…Всю неделю Кожухов возвращался домой поздно и навеселе. Беганье по кабинетам, бумажная волокита и разговоры с «нужными» людьми не привели ни к чему. Эта пятница не была исключением. Впереди ждали долгие, бессмысленные выходные. Соблазн маленькой тихой рюмочной в двух кварталах от дома оказался непреодолим – битый час Кожухов проторчал за столиком, смакуя мерзкую водку, иссохший бутерброд с жестким ломтиком сыра и скверные мысли. Тася с порога, учуяв запах, презрительно фыркнула «опять выпил», демонстративно навела полную сервировку и удалилась к соседке с третьего этажа, обсуждать выкройки летних платьев. Милашка Юля, наоборот, прибежала ластиться. Она щебетала, щелкала его по брюшку, целовала в шершавые щеки, мешая сосредоточиться на вкусной еде – готовила жена всё же прекрасно. Вырез платья дочери казался слишком глубоким, аромат духов чересчур сладким для барышни, а по прелестным голубеньким глазкам было видно: ей нужны деньги. Мрачный Кожухов велел Юлечке принести кошелек из кармана пиджака, отсчитал две бумажки, покорно снес взрыв благодарностей и вернулся к биточкам в соусе. Перспектива объяснять семье, что отныне придется сильно урезать расходы, его не радовала. По коридору простучали звонкие каблучки, хлопнула входная дверь. И тут же из комнаты сына раздалась резкая, взвизгивающая мелодия – сколько раз просил делать тише! Из-за стены пищали и ныли трубы, ухала туба, истерически стучал барабан. Мяукающий женский голос начал песню. На немецком языке. Это было уже чересчур.

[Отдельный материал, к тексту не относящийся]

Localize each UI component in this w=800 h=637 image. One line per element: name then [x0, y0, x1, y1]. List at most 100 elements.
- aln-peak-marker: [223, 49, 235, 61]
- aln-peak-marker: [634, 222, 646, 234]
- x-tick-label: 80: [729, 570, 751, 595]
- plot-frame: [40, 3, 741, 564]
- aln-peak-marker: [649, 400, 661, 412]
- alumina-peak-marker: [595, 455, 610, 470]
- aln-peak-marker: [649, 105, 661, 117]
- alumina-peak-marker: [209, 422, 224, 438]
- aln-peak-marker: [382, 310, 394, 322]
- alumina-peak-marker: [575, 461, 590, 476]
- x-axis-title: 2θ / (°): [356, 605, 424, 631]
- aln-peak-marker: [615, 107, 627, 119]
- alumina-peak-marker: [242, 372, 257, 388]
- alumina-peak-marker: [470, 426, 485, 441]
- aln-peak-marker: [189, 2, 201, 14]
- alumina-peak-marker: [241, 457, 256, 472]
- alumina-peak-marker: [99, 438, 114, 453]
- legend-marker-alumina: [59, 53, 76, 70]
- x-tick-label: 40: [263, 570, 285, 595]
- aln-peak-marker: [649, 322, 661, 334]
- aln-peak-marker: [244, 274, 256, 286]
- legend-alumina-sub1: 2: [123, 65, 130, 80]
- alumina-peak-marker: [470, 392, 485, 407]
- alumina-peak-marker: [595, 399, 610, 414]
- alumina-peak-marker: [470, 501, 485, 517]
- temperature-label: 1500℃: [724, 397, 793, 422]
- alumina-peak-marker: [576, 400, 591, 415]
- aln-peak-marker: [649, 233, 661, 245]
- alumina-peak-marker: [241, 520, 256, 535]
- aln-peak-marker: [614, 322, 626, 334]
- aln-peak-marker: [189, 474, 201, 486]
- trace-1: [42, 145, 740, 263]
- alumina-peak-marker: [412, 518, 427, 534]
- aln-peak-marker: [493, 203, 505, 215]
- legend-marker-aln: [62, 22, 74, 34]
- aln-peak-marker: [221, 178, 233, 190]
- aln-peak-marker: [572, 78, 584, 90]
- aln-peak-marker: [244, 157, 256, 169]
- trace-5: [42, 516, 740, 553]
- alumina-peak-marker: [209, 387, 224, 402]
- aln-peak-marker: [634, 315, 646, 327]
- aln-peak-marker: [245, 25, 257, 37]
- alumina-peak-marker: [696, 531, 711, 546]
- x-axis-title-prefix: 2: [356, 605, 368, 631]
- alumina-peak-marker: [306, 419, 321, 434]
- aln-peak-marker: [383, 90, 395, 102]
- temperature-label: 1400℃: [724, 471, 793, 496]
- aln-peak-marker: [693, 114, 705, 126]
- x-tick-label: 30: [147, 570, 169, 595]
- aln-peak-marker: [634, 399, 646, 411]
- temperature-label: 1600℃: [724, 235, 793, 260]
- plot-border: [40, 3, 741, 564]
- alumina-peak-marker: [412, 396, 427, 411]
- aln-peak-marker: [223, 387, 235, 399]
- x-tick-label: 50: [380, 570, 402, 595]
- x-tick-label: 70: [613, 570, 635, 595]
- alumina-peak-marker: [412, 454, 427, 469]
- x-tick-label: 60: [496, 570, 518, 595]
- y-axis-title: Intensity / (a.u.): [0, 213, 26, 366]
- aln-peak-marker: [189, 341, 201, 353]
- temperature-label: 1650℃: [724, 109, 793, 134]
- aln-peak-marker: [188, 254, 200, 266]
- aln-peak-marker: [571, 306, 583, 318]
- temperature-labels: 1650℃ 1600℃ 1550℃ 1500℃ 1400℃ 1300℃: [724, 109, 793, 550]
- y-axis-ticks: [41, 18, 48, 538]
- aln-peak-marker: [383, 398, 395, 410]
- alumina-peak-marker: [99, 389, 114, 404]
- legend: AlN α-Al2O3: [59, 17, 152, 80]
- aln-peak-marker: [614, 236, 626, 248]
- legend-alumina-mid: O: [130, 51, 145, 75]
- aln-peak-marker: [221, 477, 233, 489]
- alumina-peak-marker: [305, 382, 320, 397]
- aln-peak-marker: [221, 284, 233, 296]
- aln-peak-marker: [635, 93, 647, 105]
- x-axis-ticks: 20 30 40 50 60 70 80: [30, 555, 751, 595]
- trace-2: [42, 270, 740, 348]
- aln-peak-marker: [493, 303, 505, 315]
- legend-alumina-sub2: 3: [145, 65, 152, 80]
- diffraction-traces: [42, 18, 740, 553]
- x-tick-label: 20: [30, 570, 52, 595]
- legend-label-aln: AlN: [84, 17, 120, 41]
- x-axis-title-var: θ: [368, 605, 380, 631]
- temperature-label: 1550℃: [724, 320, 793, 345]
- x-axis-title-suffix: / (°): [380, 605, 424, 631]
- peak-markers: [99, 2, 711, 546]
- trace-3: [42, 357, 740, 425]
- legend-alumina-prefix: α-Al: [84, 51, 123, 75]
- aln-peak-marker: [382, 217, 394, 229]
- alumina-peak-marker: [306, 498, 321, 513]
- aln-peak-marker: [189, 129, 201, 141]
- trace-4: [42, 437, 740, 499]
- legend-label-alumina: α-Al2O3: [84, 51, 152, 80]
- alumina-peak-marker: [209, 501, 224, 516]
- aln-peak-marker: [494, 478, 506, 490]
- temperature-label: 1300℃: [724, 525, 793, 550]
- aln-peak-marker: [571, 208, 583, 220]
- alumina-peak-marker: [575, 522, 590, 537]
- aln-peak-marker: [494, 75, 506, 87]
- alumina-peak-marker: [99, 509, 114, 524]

Разъяренный Кожухов пинком распахнул дверь в комнату сына. Тот валялся на кровати одетый, в нелепых брюках дудочкой и рубашке в сиреневый «огурец». На тумбочке новенький им, Кожуховым, собственноручно купленный проигрыватель накручивал пластинку с пестрой этикеткой.
– Па-а-а, ну что опять, – капризно протянул Левка.
Ничтоже сумняшеся, Кожухов аккуратно остановил иглу, поставил головку в держатель, снял пластинку и с хрустом сломал её об колено.
Левка вскочил как ужаленный:
– Па, ты что, с ума сошел?! Это Серегин пласт, ему отчим из ГДР привез, он мне на день послушать дал! Я с ним теперь не рассчитаюсь!!!
Бледный Кожухов наступил на обломки пластинки, сверху вниз глядя на сына:
– Пока я жив, Лёва, в этом доме немецких песен не будет. Я не для того воевал, и друзья мои не для того гибли, чтобы мой сын фашистскую музыку слушал.
Сын вскинулся, злые слезы брызнули из глаз, кулаки сжались.
– Ты совсем дурак, да? Это из ГДР ансамбль, говорят тебе, из ГДР!
– Как ты с отцом разговариваешь?! – рявкнул Кожухов.
– Как хочу, так и разговариваю. Достал ты со своей войной! Думаешь, раз фашистов стрелял, так на всё право имеешь? Ты хоть раз спросил у матери, как мы жили, пока ты на фронте шоколад жрал?
– Что?! – опешил Кожухов.
– У Шурки Ляпина брат служил, он рассказывал, как отвязно летчики в войну гуляли, как сыр в масле катались, ели-пили и с девками шлялись. А мама буряк перебирала буртами, дрова на себе возила, председатель колхоза её лапал, и она позволяла, чтобы трудодни засчитали. А когда я болел, она всё золото продала, чтобы мне сульфидин купить и молоко каждый день давать. А тебе сказала, что украли в эвакуации. Ты не знал ничего, конечно, ты же летал, как герой. А я слышал, как они с бабой Людой на даче говорили, думали, я сплю, я маленький, не пойму ничего. Плевал я на то, что ты воевал, слышишь! Плевал!!!
Побледневший Кожухов ударил сына по мокрой от слез щеке. От толчка Левка упал на постель, скорчился, заплакал, как маленький, бормоча околесицу. Его было страшно жаль, как трехлетнего малыша, который расшиб о порог коленку и ищет папу, чтобы утешиться. Но ядовитые слова сына отгородили его, замкнули. Словно чужой мальчишка рыдал в его доме… Какой мальчишка, на год старше уже погибали на фронте, скривился Кожухов, пнул обломки пластинки и вышел, хлопнув дверью. В буфете, он точно помнил, стояла чекушка дешевой водки на случай визита сантехника или слесаря.